Tuple[crm.CellContainer, crm.Configuration]

render_and_save_frame(container: CellContainer, iteration: int, domain_size: Tuple[float, float], output_dir: Path, render_settings: RenderSettings) Tuple[ndarray, ndarray, Dict]

Render and save a single frame (image and mask).

Parameters:
  • container (crm.CellContainer) – Simulation results container.

  • iteration (int) – Iteration number to render.

  • domain_size (Tuple[float, float]) – Simulation domain size.

  • output_dir (Path) – Directory to save output files.

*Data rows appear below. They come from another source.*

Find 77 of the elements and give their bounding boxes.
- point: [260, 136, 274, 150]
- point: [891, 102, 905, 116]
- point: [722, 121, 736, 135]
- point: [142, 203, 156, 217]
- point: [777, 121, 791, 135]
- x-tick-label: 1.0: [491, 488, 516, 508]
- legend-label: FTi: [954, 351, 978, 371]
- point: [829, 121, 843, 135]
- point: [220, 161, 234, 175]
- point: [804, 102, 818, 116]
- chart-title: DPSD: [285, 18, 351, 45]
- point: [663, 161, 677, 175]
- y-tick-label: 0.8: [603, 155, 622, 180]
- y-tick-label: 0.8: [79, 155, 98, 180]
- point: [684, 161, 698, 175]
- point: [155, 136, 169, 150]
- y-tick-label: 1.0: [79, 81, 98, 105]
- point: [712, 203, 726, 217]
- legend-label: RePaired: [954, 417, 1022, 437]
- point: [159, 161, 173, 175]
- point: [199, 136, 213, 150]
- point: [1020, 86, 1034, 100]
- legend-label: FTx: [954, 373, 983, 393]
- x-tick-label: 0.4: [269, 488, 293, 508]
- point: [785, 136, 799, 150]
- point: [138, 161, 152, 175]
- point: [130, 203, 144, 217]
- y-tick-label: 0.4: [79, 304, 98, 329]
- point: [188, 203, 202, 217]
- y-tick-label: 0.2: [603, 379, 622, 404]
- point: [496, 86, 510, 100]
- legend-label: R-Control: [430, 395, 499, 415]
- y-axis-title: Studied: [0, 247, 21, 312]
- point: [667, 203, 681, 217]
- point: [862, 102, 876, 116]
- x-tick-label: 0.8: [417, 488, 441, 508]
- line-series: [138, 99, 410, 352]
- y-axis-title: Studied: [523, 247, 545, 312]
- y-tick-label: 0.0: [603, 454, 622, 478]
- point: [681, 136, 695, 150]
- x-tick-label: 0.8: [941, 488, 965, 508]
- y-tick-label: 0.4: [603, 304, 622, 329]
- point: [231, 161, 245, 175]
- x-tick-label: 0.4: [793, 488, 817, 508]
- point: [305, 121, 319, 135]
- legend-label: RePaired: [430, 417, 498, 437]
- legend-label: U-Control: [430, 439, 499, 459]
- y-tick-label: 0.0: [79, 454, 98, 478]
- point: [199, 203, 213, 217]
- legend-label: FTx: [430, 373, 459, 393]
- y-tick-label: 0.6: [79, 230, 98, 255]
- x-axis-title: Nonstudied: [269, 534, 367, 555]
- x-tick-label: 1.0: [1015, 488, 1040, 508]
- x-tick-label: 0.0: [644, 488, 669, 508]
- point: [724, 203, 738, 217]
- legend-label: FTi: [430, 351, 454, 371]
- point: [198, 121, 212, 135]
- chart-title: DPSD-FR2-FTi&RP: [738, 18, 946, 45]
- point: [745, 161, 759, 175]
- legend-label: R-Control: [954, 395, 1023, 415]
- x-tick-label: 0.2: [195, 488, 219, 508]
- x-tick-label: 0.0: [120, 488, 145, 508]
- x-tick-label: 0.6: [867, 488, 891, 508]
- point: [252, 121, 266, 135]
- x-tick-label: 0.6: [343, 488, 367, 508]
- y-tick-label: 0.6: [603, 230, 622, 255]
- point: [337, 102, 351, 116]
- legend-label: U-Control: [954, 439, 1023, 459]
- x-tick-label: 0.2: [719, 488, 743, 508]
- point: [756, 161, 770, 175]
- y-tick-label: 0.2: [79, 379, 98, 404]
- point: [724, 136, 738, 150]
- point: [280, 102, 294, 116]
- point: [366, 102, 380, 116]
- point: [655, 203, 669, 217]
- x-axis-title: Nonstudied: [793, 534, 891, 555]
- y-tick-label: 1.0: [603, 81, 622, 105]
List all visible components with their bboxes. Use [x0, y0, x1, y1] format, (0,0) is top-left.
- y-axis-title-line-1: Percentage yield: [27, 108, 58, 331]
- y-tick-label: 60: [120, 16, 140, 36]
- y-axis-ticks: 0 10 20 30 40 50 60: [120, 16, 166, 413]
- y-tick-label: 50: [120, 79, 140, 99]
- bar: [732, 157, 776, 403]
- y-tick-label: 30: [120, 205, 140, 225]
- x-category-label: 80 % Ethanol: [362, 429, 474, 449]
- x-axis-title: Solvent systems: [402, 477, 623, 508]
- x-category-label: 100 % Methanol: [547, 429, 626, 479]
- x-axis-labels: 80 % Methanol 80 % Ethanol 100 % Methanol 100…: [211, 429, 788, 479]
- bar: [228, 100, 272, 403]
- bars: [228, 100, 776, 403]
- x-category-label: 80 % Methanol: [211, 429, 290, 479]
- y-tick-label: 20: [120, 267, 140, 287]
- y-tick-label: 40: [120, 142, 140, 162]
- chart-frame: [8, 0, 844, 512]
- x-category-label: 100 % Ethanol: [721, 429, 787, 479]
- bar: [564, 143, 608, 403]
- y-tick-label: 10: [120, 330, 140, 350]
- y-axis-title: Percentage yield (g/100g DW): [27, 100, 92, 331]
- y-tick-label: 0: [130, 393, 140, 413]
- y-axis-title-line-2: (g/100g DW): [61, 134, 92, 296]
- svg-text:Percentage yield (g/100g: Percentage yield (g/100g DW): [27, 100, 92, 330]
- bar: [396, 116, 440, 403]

  • render_settings (crm.RenderSettings) – Rendering configuration.

Returns:

(image, mask, cell_colors_dict).

Return type:

Tuple[np.ndarray, np.ndarray, Dict]

process_frame_for_synthetic(args)

Worker function for parallel synthetic image generation.

Parameters:

args – Tuple of (frame_idx, iteration, generated_dir, synthetic_dir, cell_ages, cell_colors_serializable, synthetic_config, background_config, halo_config, brightness_config, variation_factor, delete_after_processing, bg_seed).

Returns:

(frame_idx, iteration, params) with the parameters

used for this frame.

Return type:

Tuple[int, int, Dict]

run_pipeline(output_dir: str = './outputs', n_frames: int = 10, image_size: Tuple[int, int] = (512, 512), n_bacteria_range: Tuple[int, int] = (1, 10), border_distance: float = 5.0, max_bacteria_length: float = 6.0, simulation_seed: int = None, n_vertices: int = 8, parameter_sets: List[str] = None, brightness_range: Tuple[float, float] = (0.8, 0.3), num_dark_spots_range: Tuple[int, int] = (0, 5), skip_synthetic: bool = False, delete_generated: bool = False, n_workers: int = None, sim_param_ranges: Dict[str, Any] = None, rendering_config: Dict[str, Any] = None, synthetic_config: Dict[str, Any] = None, background_config: Dict[str, Any] = None, halo_config: Dict[str, Any] = None, brightness_config: Dict[str, Any] = None, n_simulations: int = 1)

Run the complete synthetic image generation pipeline.

Parameters:
  • output_dir (str) – Directory to save outputs.

  • n_frames (int) – Number of frames to generate.

  • image_size (Tuple[int, int]) – (width, height) of images in pixels.

  • n_bacteria_range (Tuple[int, int]) – (min, max) range for initial bacteria count.

  • border_distance (float) – Minimum distance from border for bacteria.

  • max_bacteria_length (float) – Max bacteria length before division.

  • simulation_seed (int) – Random seed. If None, generates a random seed.

  • n_vertices (int) – Number of vertices per bacterium.

  • parameter_sets (List[str]) – List of JSON file paths with parameters (legacy).

  • brightness_range (Tuple[float, float]) – (young, old) brightness for age-based mode (legacy).

  • num_dark_spots_range (Tuple[int, int]) – (min, max) range for dark spots (legacy).

  • skip_synthetic (bool) – Only run simulation, skip synthetic generation.

  • delete_generated (bool) – Delete raw generated images after processing.

  • n_workers (int) – Number of parallel workers. If None, uses all CPUs.

  • sim_param_ranges (Dict[str, Any]) – Simulation parameter ranges from TOML [simulation] section.

  • rendering_config (Dict[str, Any]) – Rendering settings from TOML [rendering] section.

  • synthetic_config (Dict[str, Any]) – Synthetic params from TOML [synthetic] section.

  • background_config (Dict[str, Any]) – Background params from TOML [background] section.

  • halo_config (Dict[str, Any]) – Halo params from TOML [halo] section.

  • brightness_config (Dict[str, Any]) – Brightness params from TOML [brightness] section.

  • n_simulations (int) – Number of simulations with different randomized parameters.